Bannon isn’t the first conservative provocateur to blow on the embers of a Michelle Obama candidacy. In the previous election cycle, when Democratic nominee Hillary Clinton was suffering from pneumonia and had a health crisis in public, Republican dirty trickster and now federal inmate Roger Stone propagated the idea that the Democratic Party would switch out the former secretary of state for the departing First Lady.

“It is my understanding that if she [Clinton] were to be incapacitated, or if she were too ill to continue, or if (God forbid) she should pass away, then the Democratic National Committee would hold a meeting to fill that vacancy,” Stone said in September 2016. “And I don’t think it would be Joe Biden. I don’t think it would be Tim Kaine. I’m fairly confident she would be replaced by Michelle Obama.”

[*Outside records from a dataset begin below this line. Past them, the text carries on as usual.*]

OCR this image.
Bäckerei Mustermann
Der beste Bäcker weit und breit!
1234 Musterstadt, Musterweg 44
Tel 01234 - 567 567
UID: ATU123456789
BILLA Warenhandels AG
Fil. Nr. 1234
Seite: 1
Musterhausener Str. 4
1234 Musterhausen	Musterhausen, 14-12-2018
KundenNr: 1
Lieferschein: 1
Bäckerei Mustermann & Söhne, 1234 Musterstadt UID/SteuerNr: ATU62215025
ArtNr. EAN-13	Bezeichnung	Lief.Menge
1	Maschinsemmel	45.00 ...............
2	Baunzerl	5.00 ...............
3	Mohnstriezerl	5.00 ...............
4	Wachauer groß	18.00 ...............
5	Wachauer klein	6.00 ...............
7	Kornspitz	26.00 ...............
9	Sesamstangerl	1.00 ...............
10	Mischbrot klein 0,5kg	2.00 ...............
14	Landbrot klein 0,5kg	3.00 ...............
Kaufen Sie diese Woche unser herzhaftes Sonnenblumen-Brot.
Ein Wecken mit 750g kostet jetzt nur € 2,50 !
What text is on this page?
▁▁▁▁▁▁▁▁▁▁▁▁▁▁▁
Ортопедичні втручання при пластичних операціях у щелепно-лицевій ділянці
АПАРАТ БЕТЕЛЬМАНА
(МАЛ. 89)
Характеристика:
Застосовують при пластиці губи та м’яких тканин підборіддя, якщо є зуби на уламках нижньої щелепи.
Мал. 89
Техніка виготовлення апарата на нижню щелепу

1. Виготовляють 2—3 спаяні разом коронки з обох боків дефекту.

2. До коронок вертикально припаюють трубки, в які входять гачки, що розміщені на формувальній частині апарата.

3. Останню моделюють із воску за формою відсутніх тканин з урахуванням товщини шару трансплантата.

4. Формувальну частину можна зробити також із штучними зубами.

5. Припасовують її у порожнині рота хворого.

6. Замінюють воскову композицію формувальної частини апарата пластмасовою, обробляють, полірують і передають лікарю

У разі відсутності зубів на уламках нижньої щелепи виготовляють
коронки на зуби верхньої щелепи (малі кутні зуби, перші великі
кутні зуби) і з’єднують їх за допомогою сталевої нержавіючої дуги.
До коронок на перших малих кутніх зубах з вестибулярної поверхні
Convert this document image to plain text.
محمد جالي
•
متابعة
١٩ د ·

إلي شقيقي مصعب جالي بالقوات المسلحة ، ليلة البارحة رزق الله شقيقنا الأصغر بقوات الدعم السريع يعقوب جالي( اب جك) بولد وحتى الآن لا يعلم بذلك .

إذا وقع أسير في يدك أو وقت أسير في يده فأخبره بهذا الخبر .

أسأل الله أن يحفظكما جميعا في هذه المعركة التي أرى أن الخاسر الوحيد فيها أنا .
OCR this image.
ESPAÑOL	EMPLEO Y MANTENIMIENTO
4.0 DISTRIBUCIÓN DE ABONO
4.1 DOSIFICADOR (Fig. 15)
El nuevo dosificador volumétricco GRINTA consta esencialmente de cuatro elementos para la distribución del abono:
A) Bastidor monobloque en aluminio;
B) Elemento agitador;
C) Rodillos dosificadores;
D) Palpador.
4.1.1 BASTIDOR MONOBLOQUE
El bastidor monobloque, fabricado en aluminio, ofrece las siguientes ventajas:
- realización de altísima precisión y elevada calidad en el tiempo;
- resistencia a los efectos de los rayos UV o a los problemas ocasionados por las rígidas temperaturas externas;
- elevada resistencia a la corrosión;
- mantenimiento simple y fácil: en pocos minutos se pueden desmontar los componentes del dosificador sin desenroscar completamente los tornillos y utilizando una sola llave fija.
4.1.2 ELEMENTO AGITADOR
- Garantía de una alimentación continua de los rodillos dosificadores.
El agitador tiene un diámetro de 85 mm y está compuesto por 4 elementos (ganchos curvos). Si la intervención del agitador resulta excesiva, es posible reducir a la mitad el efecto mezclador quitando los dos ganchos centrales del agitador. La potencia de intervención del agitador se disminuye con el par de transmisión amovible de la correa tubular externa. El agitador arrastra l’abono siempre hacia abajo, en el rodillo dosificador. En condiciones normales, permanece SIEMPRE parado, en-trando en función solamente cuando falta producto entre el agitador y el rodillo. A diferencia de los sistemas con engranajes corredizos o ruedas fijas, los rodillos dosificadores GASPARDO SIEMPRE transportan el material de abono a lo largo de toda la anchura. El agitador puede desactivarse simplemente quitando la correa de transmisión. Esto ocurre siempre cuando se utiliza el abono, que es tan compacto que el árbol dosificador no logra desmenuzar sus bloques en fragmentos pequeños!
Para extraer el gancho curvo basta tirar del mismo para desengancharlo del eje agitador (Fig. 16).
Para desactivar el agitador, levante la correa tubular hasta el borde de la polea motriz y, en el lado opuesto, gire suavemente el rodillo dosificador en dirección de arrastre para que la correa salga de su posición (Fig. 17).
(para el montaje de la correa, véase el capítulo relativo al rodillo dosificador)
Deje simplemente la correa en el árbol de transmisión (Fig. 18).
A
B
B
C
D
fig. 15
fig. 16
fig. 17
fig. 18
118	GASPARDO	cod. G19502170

Why does Michelle receive the attention?

Regularly ranked as one of the most admired women in America (if not the world), Michelle Obama has a star power magnetism that competes with her husband. Her memoir, Becoming, was the best-selling book of 2018 and sold over ten million copies. A plurality of Americans believe Barack Obama to be the greatest president of their lifetime, and many would presumably welcome a restoration of their family to the White House.

“I’ve never had the passion for politics,” Michelle has said, denying interest in ever running for any elected office. “I just happened to be married to somebody who has the passion for politics, and he drug me kicking and screaming into the arena.”

This Shermanesque denial, combined with the infeasibility of the Democratic Party nominating a former president’s wife who possesses no governing experience, makes the non-existence of a Michelle Obama presidential campaign as sure as things get in politics. But that won’t stop the hype emanating from personalities like Bannon and Stone, who like to encourage their own attention.